To play the recording, one would substitute the more substantial cutting needle for a lighter playback needle with less pressure. Now, the needle would ride through the grooves, vibrating the diaphragm; this would cause a sound to be produced as it moved air, and the use of an attached horn would amplify the sounds. This process was the key to any record at the time.
But how does your modern turntable work? Your record player likely doesn’t have a horn or spinning cylinder, so how does it reproduce sound? As time moved on from Edison’s design, German inventor Emile Berliner patented his version of the phonograph that instead used flat discs. As this style of record was simpler to produce and store, it became the dominant format. During the first half of the 20th century, most records where made from shellac — a resin derived from the secretion of the lac bug (we know, it’s odd). As time went on, other advancements were made, allowing you to have the thinner high-fidelity vinyl plastic records you have now.

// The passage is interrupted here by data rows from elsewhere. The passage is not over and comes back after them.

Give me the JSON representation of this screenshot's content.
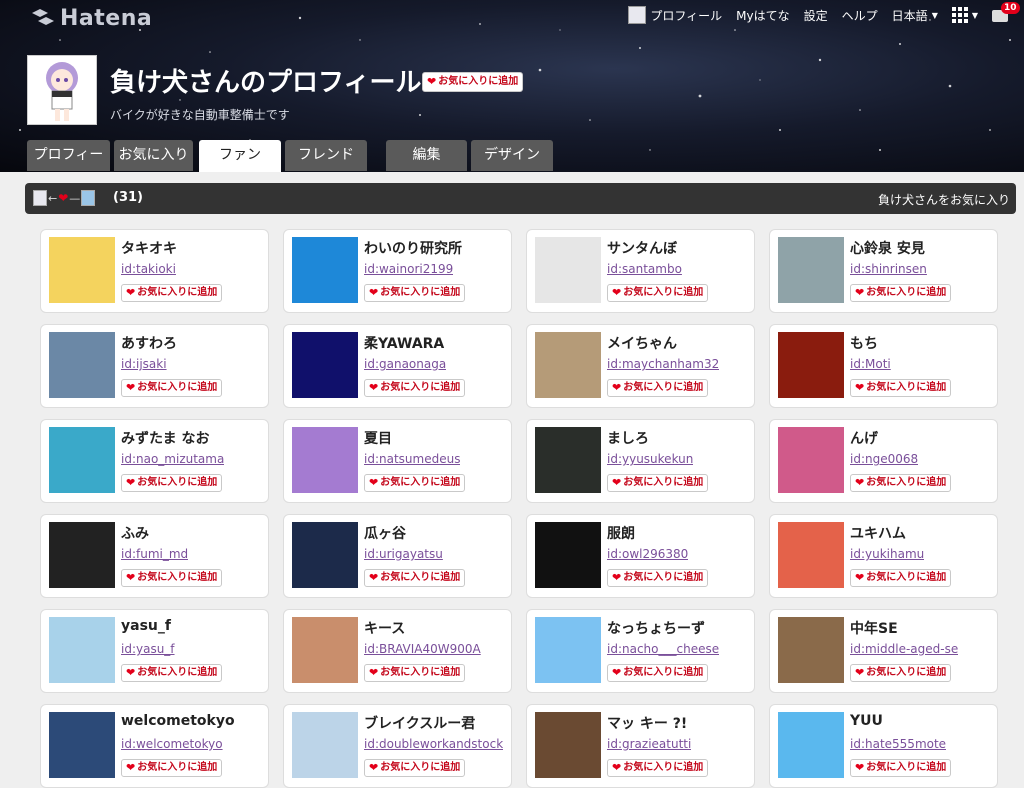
{
  "header": {
    "logo_text": "Hatena",
    "title": "負け犬さんのプロフィール",
    "tagline": "バイクが好きな自動車整備士です",
    "fav_button": "お気に入りに追加"
  },
  "topnav": {
    "profile": "プロフィール",
    "my_hatena": "Myはてな",
    "settings": "設定",
    "help": "ヘルプ",
    "language": "日本語",
    "notification_count": "10"
  },
  "tabs": [
    {
      "label": "プロフィール"
    },
    {
      "label": "お気に入り"
    },
    {
      "label": "ファン",
      "active": true
    },
    {
      "label": "フレンド"
    },
    {
      "label": "編集"
    },
    {
      "label": "デザイン"
    }
  ],
  "fanbar": {
    "count": "(31)",
    "right_link": "負け犬さんをお気に入り"
  },
  "fav_label": "お気に入りに追加",
  "fans": [
    {
      "name": "タキオキ",
      "id": "id:takioki",
      "color": "#f4d35e"
    },
    {
      "name": "わいのり研究所",
      "id": "id:wainori2199",
      "color": "#1e88d8"
    },
    {
      "name": "サンタんぼ",
      "id": "id:santambo",
      "color": "#e6e6e6"
    },
    {
      "name": "心鈴泉 安見",
      "id": "id:shinrinsen",
      "color": "#8fa3a8"
    },
    {
      "name": "あすわろ",
      "id": "id:ijsaki",
      "color": "#6b88a6"
    },
    {
      "name": "柔YAWARA",
      "id": "id:ganaonaga",
      "color": "#10106b"
    },
    {
      "name": "メイちゃん",
      "id": "id:maychanham32",
      "color": "#b59b78"
    },
    {
      "name": "もち",
      "id": "id:Moti",
      "color": "#8a1c0e"
    },
    {
      "name": "みずたま なお",
      "id": "id:nao_mizutama",
      "color": "#3aa9c9"
    },
    {
      "name": "夏目",
      "id": "id:natsumedeus",
      "color": "#a47bd1"
    },
    {
      "name": "ましろ",
      "id": "id:yyusukekun",
      "color": "#2a2e2a"
    },
    {
      "name": "んげ",
      "id": "id:nge0068",
      "color": "#d05a8a"
    },
    {
      "name": "ふみ",
      "id": "id:fumi_md",
      "color": "#222222"
    },
    {
      "name": "瓜ヶ谷",
      "id": "id:urigayatsu",
      "color": "#1c2a4a"
    },
    {
      "name": "服朗",
      "id": "id:owl296380",
      "color": "#111111"
    },
    {
      "name": "ユキハム",
      "id": "id:yukihamu",
      "color": "#e4624a"
    },
    {
      "name": "yasu_f",
      "id": "id:yasu_f",
      "color": "#a8d2ea"
    },
    {
      "name": "キース",
      "id": "id:BRAVIA40W900A",
      "color": "#c98e6c"
    },
    {
      "name": "なっちょちーず",
      "id": "id:nacho___cheese",
      "color": "#7cc2f2"
    },
    {
      "name": "中年SE",
      "id": "id:middle-aged-se",
      "color": "#8a6a4a"
    },
    {
      "name": "welcometokyo",
      "id": "id:welcometokyo",
      "color": "#2c4a78"
    },
    {
      "name": "ブレイクスルー君",
      "id": "id:doubleworkandstock",
      "color": "#bcd4e8"
    },
    {
      "name": "マッ キー ?!",
      "id": "id:grazieatutti",
      "color": "#6a4a32"
    },
    {
      "name": "YUU",
      "id": "id:hate555mote",
      "color": "#5ab8ee"
    }
  ]
}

When it comes to reproducing sound, your modern record player does it similarly to the original invention thought up by Edison, but it instead uses electricity and a magnetic cartridge. When you turn your record player on and lower the needle (properly known as a stylus) onto the record surface, it begins to ride in the grooves. Instead of vibrating a diaphragm, however, the stylus vibrates and moves a small magnet in what is known as the cartridge (the part holding the stylus itself). The movement of the magnet creates an electrical signal that is amplified, usually through a powered A/V receiver, and sent to your speakers.
Your speakers are merely large magnets connected to coils, which are connected to a cone. When an electrical signal enters the speakers, it moves the magnet and vibrates the cone. The cone pushes air, creating sound, allowing you to listen to your favorite tunes. Depending on your record player and setup, you may be wondering how a record produces two different sounds in two separate speakers for a stereo effect — let’s talk about that.

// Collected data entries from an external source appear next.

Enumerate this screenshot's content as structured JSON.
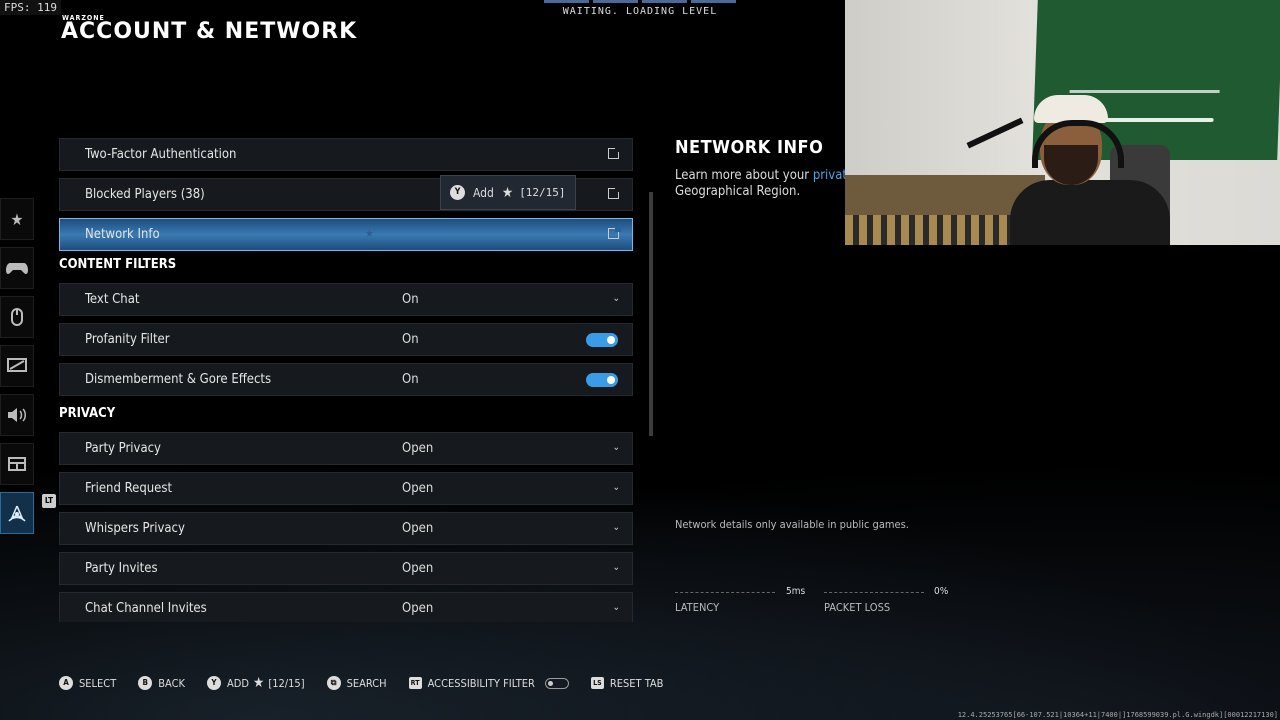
{
  "fps": "FPS: 119",
  "header": {
    "logo": "WARZONE",
    "title": "ACCOUNT & NETWORK"
  },
  "loading": {
    "text": "WAITING. LOADING LEVEL"
  },
  "account_rows": [
    {
      "label": "Two-Factor Authentication"
    },
    {
      "label": "Blocked Players (38)"
    },
    {
      "label": "Network Info"
    }
  ],
  "tooltip": {
    "button": "Y",
    "label": "Add",
    "count": "[12/15]"
  },
  "content_filters": {
    "heading": "CONTENT FILTERS",
    "rows": [
      {
        "label": "Text Chat",
        "value": "On",
        "control": "dropdown"
      },
      {
        "label": "Profanity Filter",
        "value": "On",
        "control": "toggle"
      },
      {
        "label": "Dismemberment & Gore Effects",
        "value": "On",
        "control": "toggle"
      }
    ]
  },
  "privacy": {
    "heading": "PRIVACY",
    "rows": [
      {
        "label": "Party Privacy",
        "value": "Open"
      },
      {
        "label": "Friend Request",
        "value": "Open"
      },
      {
        "label": "Whispers Privacy",
        "value": "Open"
      },
      {
        "label": "Party Invites",
        "value": "Open"
      },
      {
        "label": "Chat Channel Invites",
        "value": "Open"
      }
    ]
  },
  "info_panel": {
    "title": "NETWORK INFO",
    "desc_prefix": "Learn more about your",
    "desc_link": "private s",
    "desc_line2": "Geographical Region.",
    "note": "Network details only available in public games.",
    "latency_value": "5ms",
    "latency_label": "LATENCY",
    "packet_value": "0%",
    "packet_label": "PACKET LOSS"
  },
  "footer": {
    "select": {
      "glyph": "A",
      "label": "SELECT"
    },
    "back": {
      "glyph": "B",
      "label": "BACK"
    },
    "add": {
      "glyph": "Y",
      "label": "ADD",
      "count": "[12/15]"
    },
    "search": {
      "glyph": "⧉",
      "label": "SEARCH"
    },
    "accessibility": {
      "glyph": "RT",
      "label": "ACCESSIBILITY FILTER"
    },
    "reset": {
      "glyph": "LS",
      "label": "RESET TAB"
    }
  },
  "build": "12.4.25253765[66-107.521|10364+11|7400|]1768599039.pl.G.wingdk][00012217130]",
  "icons": [
    "star-icon",
    "controller-icon",
    "mouse-icon",
    "graphics-icon",
    "audio-icon",
    "interface-icon",
    "network-icon"
  ],
  "colors": {
    "accent": "#3a9be6",
    "selected_row": "#2a629a"
  }
}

Your record player can produce stereo music due to the way the grooves in your record have been cut. When Edison released the cylinder phonograph, its grooves moved up and down over what was known as hills and valleys. Berliner’s flat discs, however, opted to record music with the needle vibrating left and right (side to side) in a v-shaped groove. When the middle of the 20th century rolled around, and record companies wanted to record two tracks at once — one in the left channel and one in the right — they opted for a bit of a hybrid design.
Record companies decided to cut the grooves at a 45-degree angle. This means that as the stylus rides through the grooves, the right side of the wall contains one track, and the left side of the wall comprises another. Your record cartridge can move in conjunction with these 45-degree angles, ensuring the right magnet movement gets sent to the correct left or right speaker. We know, it’s a bit complex, but perhaps the old video from RCA included above will help explain the miracle of stereo.

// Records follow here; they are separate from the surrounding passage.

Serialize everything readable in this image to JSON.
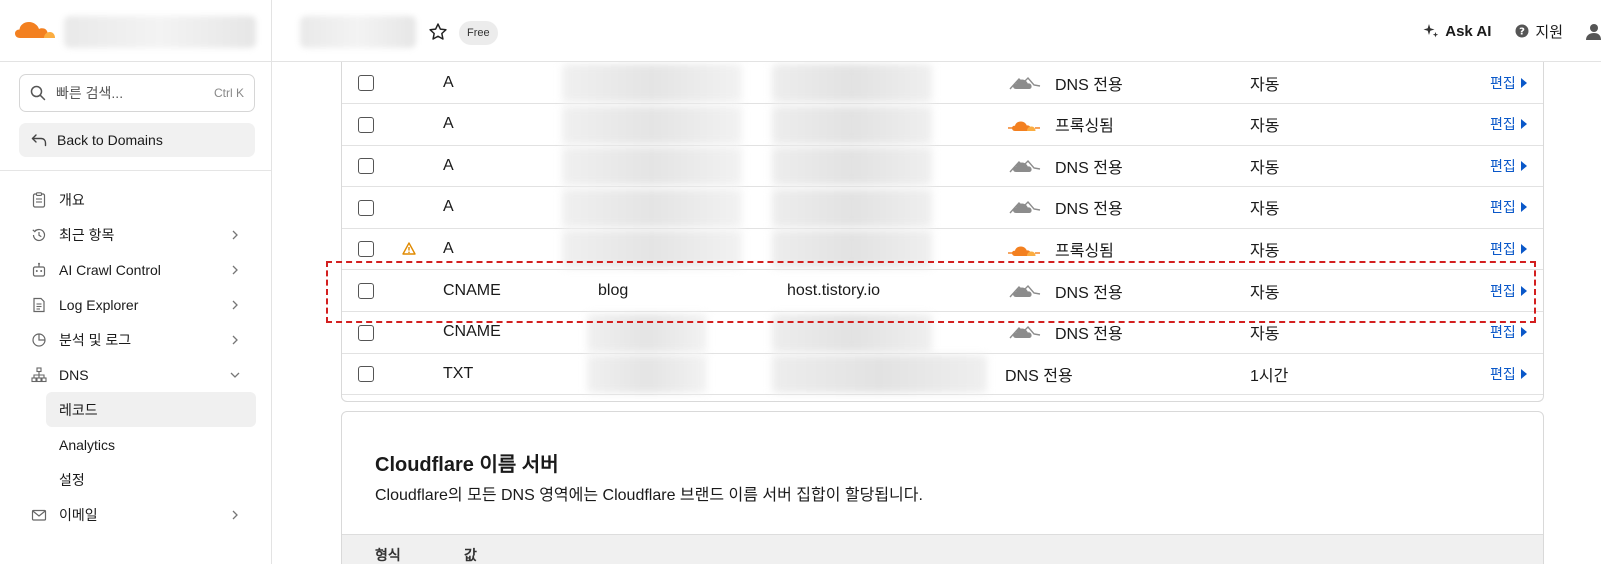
{
  "colors": {
    "brand_orange": "#f38020",
    "link_blue": "#0a58c9",
    "highlight_red": "#d31f1f",
    "cloud_gray": "#8c8c8c"
  },
  "header": {
    "logo_icon": "cloudflare-logo",
    "star_icon": "star-icon",
    "plan_badge": "Free",
    "ask_ai_label": "Ask AI",
    "ask_ai_icon": "sparkle-icon",
    "support_label": "지원",
    "support_icon": "help-circle-icon",
    "user_icon": "user-icon"
  },
  "sidebar": {
    "search_placeholder": "빠른 검색...",
    "search_shortcut": "Ctrl K",
    "back_label": "Back to Domains",
    "items": [
      {
        "label": "개요",
        "icon": "clipboard-icon"
      },
      {
        "label": "최근 항목",
        "icon": "history-icon"
      },
      {
        "label": "AI Crawl Control",
        "icon": "robot-icon"
      },
      {
        "label": "Log Explorer",
        "icon": "document-icon"
      },
      {
        "label": "분석 및 로그",
        "icon": "chart-pie-icon"
      },
      {
        "label": "DNS",
        "icon": "network-icon"
      }
    ],
    "dns_sub": [
      {
        "label": "레코드",
        "active": true
      },
      {
        "label": "Analytics",
        "active": false
      },
      {
        "label": "설정",
        "active": false
      }
    ],
    "after_items": [
      {
        "label": "이메일",
        "icon": "email-icon"
      }
    ]
  },
  "records": {
    "edit_label": "편집",
    "rows": [
      {
        "type": "A",
        "name": "",
        "content": "",
        "proxy": "DNS 전용",
        "proxied": false,
        "ttl": "자동",
        "warning": false
      },
      {
        "type": "A",
        "name": "",
        "content": "",
        "proxy": "프록싱됨",
        "proxied": true,
        "ttl": "자동",
        "warning": false
      },
      {
        "type": "A",
        "name": "",
        "content": "",
        "proxy": "DNS 전용",
        "proxied": false,
        "ttl": "자동",
        "warning": false
      },
      {
        "type": "A",
        "name": "",
        "content": "",
        "proxy": "DNS 전용",
        "proxied": false,
        "ttl": "자동",
        "warning": false
      },
      {
        "type": "A",
        "name": "",
        "content": "",
        "proxy": "프록싱됨",
        "proxied": true,
        "ttl": "자동",
        "warning": true
      },
      {
        "type": "CNAME",
        "name": "blog",
        "content": "host.tistory.io",
        "proxy": "DNS 전용",
        "proxied": false,
        "ttl": "자동",
        "warning": false
      },
      {
        "type": "CNAME",
        "name": "",
        "content": "",
        "proxy": "DNS 전용",
        "proxied": false,
        "ttl": "자동",
        "warning": false
      },
      {
        "type": "TXT",
        "name": "",
        "content": "",
        "proxy": "DNS 전용",
        "proxied": null,
        "ttl": "1시간",
        "warning": false
      }
    ]
  },
  "nameservers": {
    "title": "Cloudflare 이름 서버",
    "description": "Cloudflare의 모든 DNS 영역에는 Cloudflare 브랜드 이름 서버 집합이 할당됩니다.",
    "col_type": "형식",
    "col_value": "값"
  }
}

You now know the basics of how a record player works. But what about all the numbers you hear about? What is a 45 record, and how is it different than an LP? For that matter, what’s an LP?
With modern record players, you may notice a speed selector with numbers such as 33 1/3, 45, and 78. This just corresponds to the speed, measured in rpms, that your chosen record must spin at when being played. The 78 rpm option is a left over from the days of shellac records, which were played at higher speeds. The 33 1/3 and 45 rpm options, however, are the two speeds that most modern records tend to be offered; the result of a format war between RCA and Columbia in the 1940s. All you need to know is that you should check your record for the correct speed before playing it. You won’t damage the record by selecting the wrong speed, but it will sound either super sped up or slowed way down.
When it comes to the LP, that is simply the name that Columbia chose to call its 12-inch records, playing at 33 1/3 rpm. LP stands for “Long Playing” and was meant to signify newer records that could play for over 20 minutes, compared to the shellac record’s much shorter playing time of fewer than four minutes. Now that you know how a record player works, go listen and enjoy!